Saturday, June 18, 2005

Between ESPN Classic and the book I'm currently reading, I still have football on the brain, and specifically old football. One of the highlight films I watched this week was the 1981 Jets. For whatever reason, they had a few more players that I remembered than some of their contemporaries--Richard Todd, Freeman McNeil, Wesley Walker, Joe Klecko and Mark Gastineau--and so I particularly enjoyed this one.

Something in the narration gave me pause, though. They said that 1981 was the Jets' first winning season since 1969. That sounded so weird that I had to look it up, and it turns out it was accurate. This information, plus a little more digging, only confirmed something that I'd suspected for a long-time: I know who the most overrated player in football history and the least-deserving Pro Football Hall of Famer is, and he wants to kiss you.

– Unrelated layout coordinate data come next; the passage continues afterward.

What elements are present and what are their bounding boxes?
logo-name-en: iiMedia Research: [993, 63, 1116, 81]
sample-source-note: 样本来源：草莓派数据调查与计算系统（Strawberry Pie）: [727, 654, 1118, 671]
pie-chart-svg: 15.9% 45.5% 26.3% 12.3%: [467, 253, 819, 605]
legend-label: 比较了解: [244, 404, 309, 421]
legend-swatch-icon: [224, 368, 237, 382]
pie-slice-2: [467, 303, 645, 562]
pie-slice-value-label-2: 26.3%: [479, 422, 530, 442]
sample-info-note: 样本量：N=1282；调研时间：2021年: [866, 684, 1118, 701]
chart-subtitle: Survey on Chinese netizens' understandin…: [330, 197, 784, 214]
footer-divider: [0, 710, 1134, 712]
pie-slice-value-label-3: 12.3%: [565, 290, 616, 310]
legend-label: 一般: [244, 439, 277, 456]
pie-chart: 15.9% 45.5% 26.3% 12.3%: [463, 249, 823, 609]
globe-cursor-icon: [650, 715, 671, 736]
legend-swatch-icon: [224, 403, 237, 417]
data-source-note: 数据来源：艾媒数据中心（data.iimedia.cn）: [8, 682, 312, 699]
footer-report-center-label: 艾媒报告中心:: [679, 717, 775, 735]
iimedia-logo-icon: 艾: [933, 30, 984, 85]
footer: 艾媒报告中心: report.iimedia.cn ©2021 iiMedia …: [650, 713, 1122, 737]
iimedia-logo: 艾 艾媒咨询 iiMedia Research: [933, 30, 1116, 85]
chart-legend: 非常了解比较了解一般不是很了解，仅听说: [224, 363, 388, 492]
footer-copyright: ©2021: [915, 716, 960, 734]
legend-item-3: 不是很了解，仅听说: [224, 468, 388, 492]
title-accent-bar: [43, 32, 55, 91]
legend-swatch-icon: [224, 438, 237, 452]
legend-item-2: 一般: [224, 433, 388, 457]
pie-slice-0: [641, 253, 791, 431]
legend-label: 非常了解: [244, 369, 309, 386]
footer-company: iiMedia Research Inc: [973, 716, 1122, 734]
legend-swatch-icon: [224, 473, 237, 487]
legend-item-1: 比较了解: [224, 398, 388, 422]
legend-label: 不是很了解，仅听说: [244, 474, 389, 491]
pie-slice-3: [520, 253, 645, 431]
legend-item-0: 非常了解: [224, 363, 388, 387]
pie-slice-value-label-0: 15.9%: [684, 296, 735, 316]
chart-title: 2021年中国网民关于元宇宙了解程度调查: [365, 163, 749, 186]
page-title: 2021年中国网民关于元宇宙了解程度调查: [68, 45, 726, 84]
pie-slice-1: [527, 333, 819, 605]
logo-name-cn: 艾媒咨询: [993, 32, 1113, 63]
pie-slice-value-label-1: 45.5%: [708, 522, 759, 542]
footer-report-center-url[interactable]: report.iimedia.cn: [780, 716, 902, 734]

One look at Joe Wille Namath's stats tells most of this story. Several things stand out. The Super Bowl III year, 1968 ('69 playoffs) was Namath's fourth season and his third over 3,000 yards, something he would never do again, even though he played every game in three more seasons and all but one in a fourth. Most strking to me, though, is this: in his rookie year, Namath threw 18 TDs and 15 interceptions. In his 12 other NFL/AFL seasons, only once would Namath ever throw more (or even as many) touchdowns as interceptions (1969, 19/17). For his career, Namath threw 47 more interceptions than touchdowns. That's downright bad. Here's a sense of how bad it is: 10 other quarterbacks who played in at least one of the same seasons in which Namath played are in the Hall of Fame. Of those 10, nine of them--Starr, Staubach, Tarkenton, Unitas, Jurgensen, Griese, Fouts, Dawson, and Bradshaw--threw more touchdowns than interceptions in their career. The 10th, George Blanda, is in the Hall as much for kicking and freakish longevity as for quarterbacking, but even he had a better ratio (236 TDs, 277 INTs).

Clearly, the injury bug was a major factor in Namath not having a better career; after 1969, he only played in 9 games the following two seasons, and then after one healthy season, only 6 the next. From 1974-76 he played all but three games, but was no doubt a lesser player due to repeated knee injuries.

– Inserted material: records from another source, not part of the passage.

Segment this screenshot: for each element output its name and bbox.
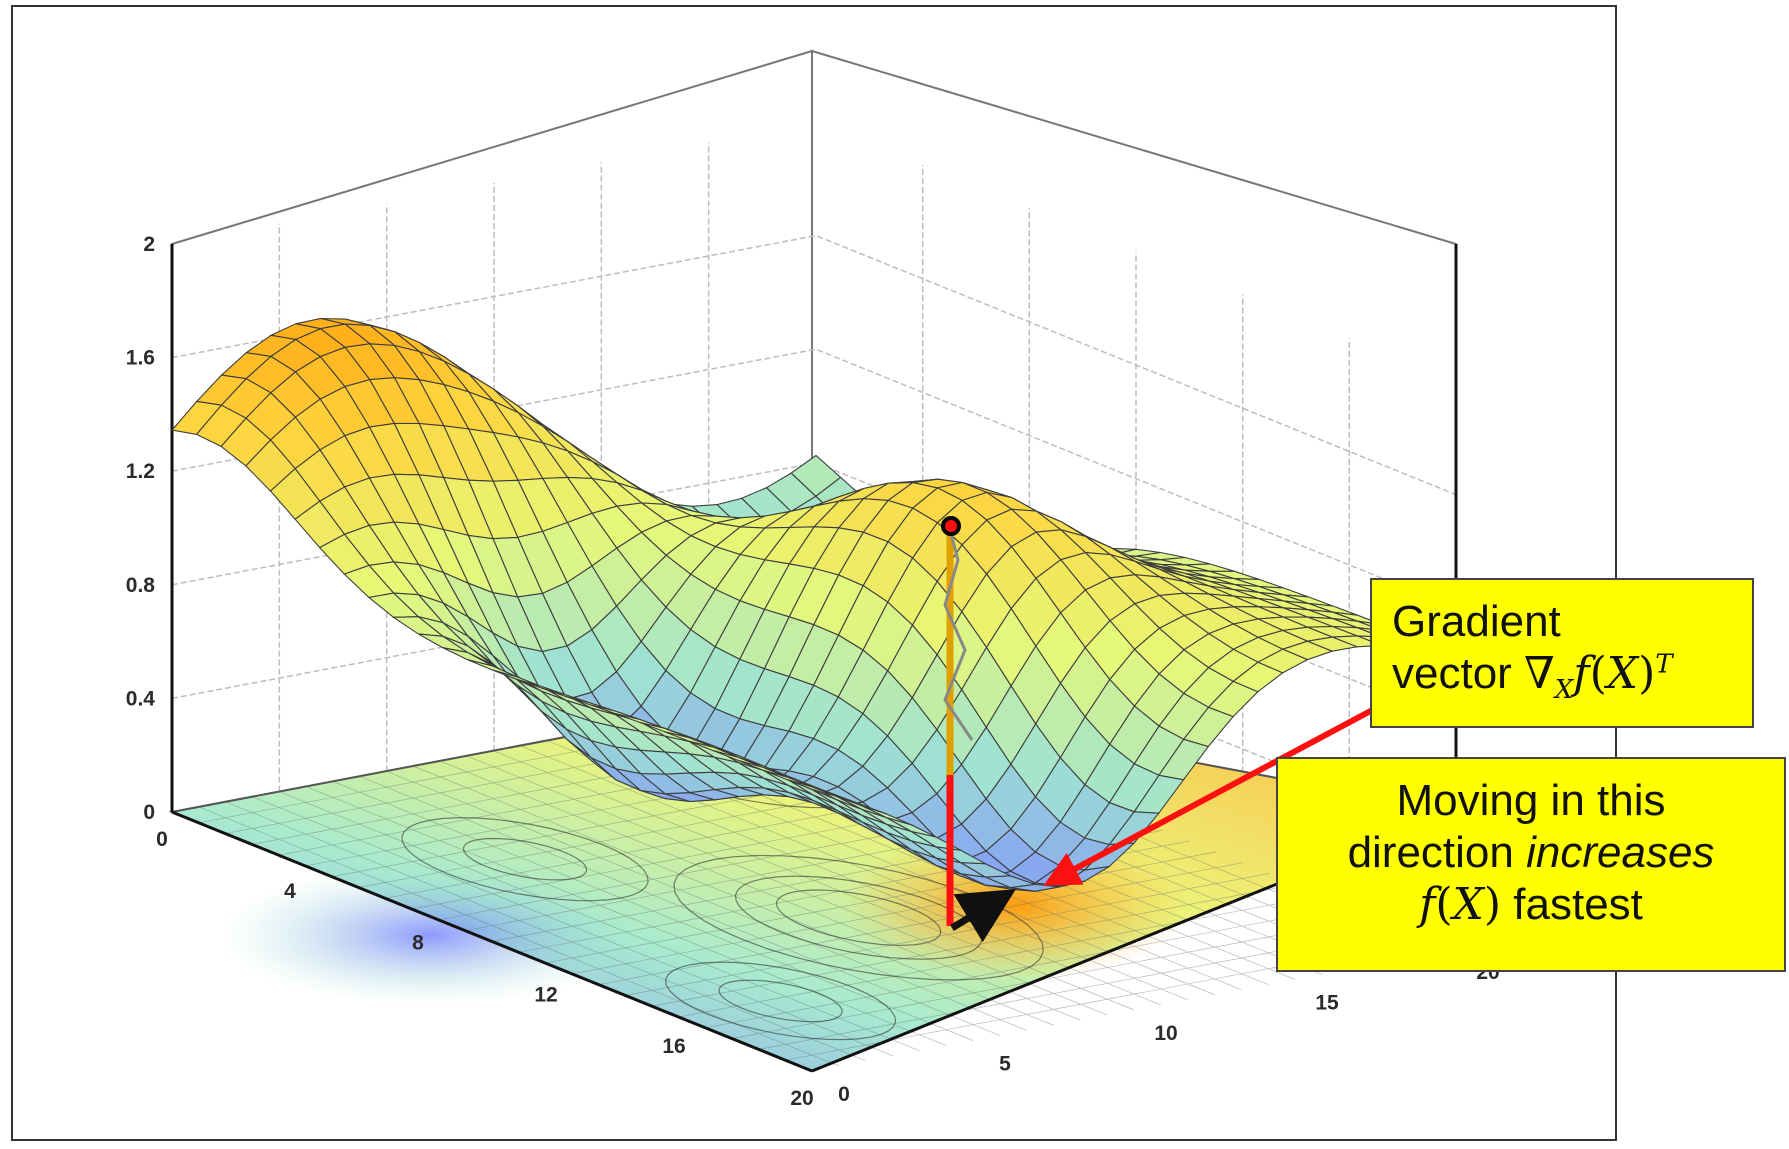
right-axis-tick-label: 15 [1315, 992, 1339, 1015]
left-axis-tick-label: 16 [662, 1035, 685, 1058]
left-axis-tick-label: 4 [284, 880, 296, 903]
fastest-word: fastest [1501, 879, 1643, 929]
z-tick-label: 2 [143, 233, 155, 256]
z-tick-label: 0.4 [126, 687, 156, 710]
floor-grid-line [520, 745, 1161, 1006]
open-paren-2: ( [1435, 878, 1453, 930]
surface-patch [787, 779, 837, 797]
nabla-symbol: ∇ [1524, 647, 1555, 699]
z-tick-label: 0.8 [126, 574, 156, 597]
floor-grid-line [598, 862, 1243, 986]
contour-line [401, 817, 649, 902]
left-axis-tick-label: 8 [412, 932, 424, 955]
ascent-path [943, 529, 974, 741]
floor-grid-line [225, 801, 866, 1062]
floor-grid-line [440, 760, 1081, 1021]
gradient-callout-prefix: vector [1392, 648, 1525, 698]
floor-grid-line [651, 883, 1297, 1007]
left-axis-ticks: 0 4 8 12 16 20 [156, 828, 814, 1110]
surface-mesh [170, 317, 1457, 892]
gradient-callout: Gradient vector ∇Xf(X)T [1370, 578, 1754, 728]
floor-grid-line [493, 750, 1135, 1011]
floor-grid-line [332, 781, 974, 1041]
contour-line [673, 854, 1044, 981]
figure-border [11, 5, 1617, 1141]
floor-grid-line [279, 791, 920, 1051]
contour-line [718, 979, 843, 1023]
gradient-callout-line2: vector ∇Xf(X)T [1392, 648, 1732, 705]
floor-grid-line [252, 796, 893, 1057]
left-axis-tick-label: 12 [534, 983, 557, 1006]
contour-line [665, 961, 897, 1041]
right-axis-tick-label: 10 [1154, 1022, 1177, 1045]
function-f: f [1573, 647, 1590, 699]
floor-grid-line [467, 755, 1108, 1016]
floor-grid-line [386, 771, 1027, 1031]
close-paren: ) [1638, 647, 1656, 699]
contour-line [775, 889, 942, 946]
callout-pointer-arrow [1043, 704, 1380, 886]
direction-callout-line1: Moving in this [1396, 776, 1666, 825]
floor-grid-line [678, 894, 1323, 1018]
gradient-callout-line1: Gradient [1392, 597, 1561, 646]
function-arg: X [1606, 647, 1639, 699]
floor-grid-line [625, 873, 1270, 996]
open-paren: ( [1589, 647, 1607, 699]
z-axis-ticks: 0 0.4 0.8 1.2 1.6 2 [126, 233, 156, 824]
function-arg-2: X [1452, 878, 1484, 930]
z-tick-label: 1.2 [126, 460, 155, 483]
right-axis-tick-label: 5 [999, 1053, 1011, 1076]
nabla-subscript: X [1554, 674, 1574, 705]
z-tick-label: 1.6 [126, 347, 155, 370]
direction-callout-line2: direction increases [1288, 827, 1774, 879]
floor-grid-line [413, 765, 1054, 1026]
surface-point-marker [941, 516, 961, 536]
direction-word: direction [1347, 827, 1527, 877]
function-f-2: f [1419, 878, 1436, 930]
contour-line [462, 837, 588, 881]
z-tick-label: 0 [143, 801, 155, 824]
direction-callout-line3: f(X) fastest [1288, 879, 1774, 931]
close-paren-2: ) [1483, 878, 1502, 930]
floor-grid-line [306, 786, 947, 1046]
increases-word: increases [1526, 827, 1715, 877]
floor-grid-line [705, 905, 1350, 1029]
left-axis-tick-label: 0 [156, 828, 168, 851]
floor-cool-spot [220, 865, 640, 1005]
floor-grid-line [731, 916, 1377, 1039]
gradient-vector-arrow [950, 889, 1016, 943]
right-axis-tick-label: 0 [838, 1083, 850, 1106]
transpose-superscript: T [1655, 649, 1673, 680]
direction-callout: Moving in this direction increases f(X) … [1276, 757, 1786, 972]
floor-grid-line [359, 776, 1000, 1036]
floor-grid-line [571, 851, 1217, 975]
left-axis-tick-label: 20 [790, 1087, 813, 1110]
left-axis-line [171, 810, 813, 1073]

The bottom line is that Namath's in the Hall for one game, Super Bowl III, in which he threw zero touchdown passes and for 206 yards. He's also in the Hall for charisma and for what might have been had he stayed healthy. All three of these are really bad reasons to be in the Hall of Fame. Luckily, football hasn't enshrined stinkers while keeping out much better candidates in the way baseball often has. Here, though, the gatekeepers were caught napping.